- Born: 1680?
- Died: 7 August 1761
- Occupation: Physician

= James Mackenzie (physician, died 1761) =

Scottish physician

James Mackenzie (1680? – 7 August 1761) was a Scottish physician.

==Biography==
James Mackenzie was born about 1680. He was educated at Edinburgh University, was entered at the university of Leyden 15 March 1700 (Leyden Students, p. 64), and was subsequently elected a fellow of the Royal College of Physicians at Edinburgh. He practised for many years in Worcester 'with nigh reputation and success,' and he gained many learned and influential friends, including L. M. da Costa [q. v.] and Lady Mary Wortley Montagu. In 1745, he was consulted, together with Philip Doddrige by Isaac Maddox, then bishop of Worcester, respecting the foundation of Worcester Infirmary, and he was attending physician at that institution from its establishment until his retirement from practice in 1751, when he settled in Kidderminster.

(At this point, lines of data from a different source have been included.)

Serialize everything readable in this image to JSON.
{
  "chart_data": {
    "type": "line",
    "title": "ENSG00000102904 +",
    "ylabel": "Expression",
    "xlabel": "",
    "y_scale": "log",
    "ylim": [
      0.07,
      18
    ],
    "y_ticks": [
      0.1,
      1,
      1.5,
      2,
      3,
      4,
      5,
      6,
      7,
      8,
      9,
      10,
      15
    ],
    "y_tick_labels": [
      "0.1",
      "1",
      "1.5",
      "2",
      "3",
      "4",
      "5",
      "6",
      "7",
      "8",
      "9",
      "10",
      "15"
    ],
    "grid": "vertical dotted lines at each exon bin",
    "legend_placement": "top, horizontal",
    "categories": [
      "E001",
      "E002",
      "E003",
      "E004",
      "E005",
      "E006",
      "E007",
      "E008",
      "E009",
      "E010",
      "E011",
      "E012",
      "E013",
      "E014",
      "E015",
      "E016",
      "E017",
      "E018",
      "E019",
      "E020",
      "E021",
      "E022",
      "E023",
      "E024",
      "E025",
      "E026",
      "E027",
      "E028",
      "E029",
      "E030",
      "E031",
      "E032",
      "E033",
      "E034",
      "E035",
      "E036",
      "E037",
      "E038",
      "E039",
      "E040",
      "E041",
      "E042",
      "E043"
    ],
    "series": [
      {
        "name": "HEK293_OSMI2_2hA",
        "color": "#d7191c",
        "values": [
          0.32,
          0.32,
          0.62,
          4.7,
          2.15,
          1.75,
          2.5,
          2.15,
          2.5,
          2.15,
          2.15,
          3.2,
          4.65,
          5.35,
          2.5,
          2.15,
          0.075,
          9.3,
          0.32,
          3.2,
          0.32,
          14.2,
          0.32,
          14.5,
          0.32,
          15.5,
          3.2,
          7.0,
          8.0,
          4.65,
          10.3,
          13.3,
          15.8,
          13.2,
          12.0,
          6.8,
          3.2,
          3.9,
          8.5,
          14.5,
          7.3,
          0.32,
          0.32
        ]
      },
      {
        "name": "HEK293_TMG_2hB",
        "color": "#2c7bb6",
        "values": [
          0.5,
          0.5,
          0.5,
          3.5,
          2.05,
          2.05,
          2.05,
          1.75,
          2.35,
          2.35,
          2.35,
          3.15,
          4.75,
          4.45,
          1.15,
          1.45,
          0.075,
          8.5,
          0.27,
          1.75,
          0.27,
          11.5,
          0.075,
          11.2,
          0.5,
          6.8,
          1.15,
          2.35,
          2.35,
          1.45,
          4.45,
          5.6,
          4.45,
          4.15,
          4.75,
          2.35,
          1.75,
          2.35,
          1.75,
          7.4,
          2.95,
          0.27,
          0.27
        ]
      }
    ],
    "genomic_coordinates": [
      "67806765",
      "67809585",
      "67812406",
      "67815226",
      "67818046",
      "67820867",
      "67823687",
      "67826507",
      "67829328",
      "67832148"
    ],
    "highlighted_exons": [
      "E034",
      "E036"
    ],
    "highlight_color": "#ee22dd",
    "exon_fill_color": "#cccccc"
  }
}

The bishop wrote him an affectionate letter as a stimulus 'to usefulness, even in retirement,' and in 1758 he responded by producing 'The History of Health and the Art of Preserving it,' Edinburgh, 8vo, dedicated to the bishop, commencing with a succinct account of man's food before the fall, and containing summaries of the general rules of health laid down by eminent physicians from Moses onwards. There are some curious notes on British writers on health, including Sir Thomas Elyot, Thomas Morgan (CoganP), Edmund Hollyngs, William Vaughan, Thomas Venner, Edward Maynwaring, Thomas Phaer, William Bullein, and lastly, John Arbuthnot and Richard Mead. A third edition appeared also at Edinburgh in 1760, bearing fruits of Mackenzie's friendship with the Wortley Montagus in the shape of an appendix, containing 'A Short and Clear Account of the Commencement, Progress, Utility, and Proper Management of Inoculating the Small Pox as a valuable branch of Prophylaxis'. A French translation had appeared at the Hague in 1759. Mackenzie also wrote 'Essays and Meditations on Various Subjects,' a pious volume published posthumously at Edinburgh in 1762, and he contributed 'History of a Complete Luxation of the Thigh' to 'Essays and Observations, Physical and Literary' (1756, ii. 817). James Mackenzie died at Sutton Coldfield, Warwickshire, on 7 August 1761.